Ze schakelde over op haar andere angst: de klop op de deur van de politie, want ze wist ook zeker dat de Goelags weer zouden terugkeren. Ik hoorde mezelf zeggen dat, als het echt zo ver zou komen, zij, een illustrator, niet de eerste op de lijst zou zijn. Een walgelijke opmerking die niettemin een kalmerende uitwerking leek te hebben.
Ook haar derde angst, op straat te belanden nu praktisch al haar werkgevers hun projecten hadden bevroren, kon ik ietwat temperen. Ik gaf haar een envelop met euro’s die ik voor de zekerheid had opgespaard. Buitenlandse valuta waren inmiddels nergens meer te krijgen.
We namen afscheid van elkaar, zonder te weten voor hoe lang. En voor de zoveelste keer die dag had ik het gevoel dat ik iemand in de steek liet.

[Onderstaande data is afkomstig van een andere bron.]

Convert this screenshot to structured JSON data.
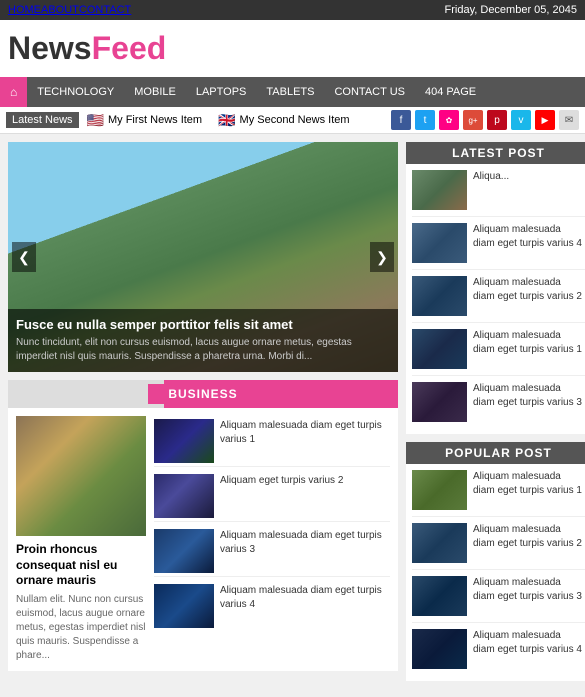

De laatste die ik sprak was Dima. Hij zei weinig, maar stond erop dat ik een tekst zou lezen die hij had geschreven op zijn iPad. Het was een call to action gericht aan zijn landgenoten. ‘Stop met een gewoon leven te leiden! Stop ermee om geweld en moord te steunen, want dat is wat je doet door te zwijgen en niet de straat op te gaan. Hoe kunnen we verder leven als naast ons bommen vallen en onze naasten sterven? Het is tijd voor het systeem om ons te horen. Geen oorlog!’
Het pijnlijkste vond hij nog dat Poetin de Russische cultuur had gedood. Wie dacht aan Rusland, zou vanaf nu denken aan oorlog, niet aan Poesjkin, Dostojevski of Tsjaikovski.
De brief zou hij verder aan niemand laten zien en meteen wissen. Dit was zijn daad van verzet. En ik was de enige getuige.
Vrijdag 4 maart
Het was nog donker toen ik om vijf uur ’s ochtends mijn winterjas aantrok. Voor ik de deur achter mij dichttrok, viel mijn oog op het bordje naast de deur dat er al hing sinds ik daar was komen wonen. ‘Aron Abramovitsj Vizner. Gefusilleerd op 21.08.1937 voor landverraad.’
Het was alsof een reuzenhand een overzicht op papier van de afgelopen eeuw in Rusland had opgepakt en er origami mee vouwde. Was Rusland teruggeworpen naar de jaren twintig van de burgeroorlog? De jaren dertig van de Terreur? De stagnatie van de Brezjnev-jaren? Het was het geen van alle en een beetje van alles.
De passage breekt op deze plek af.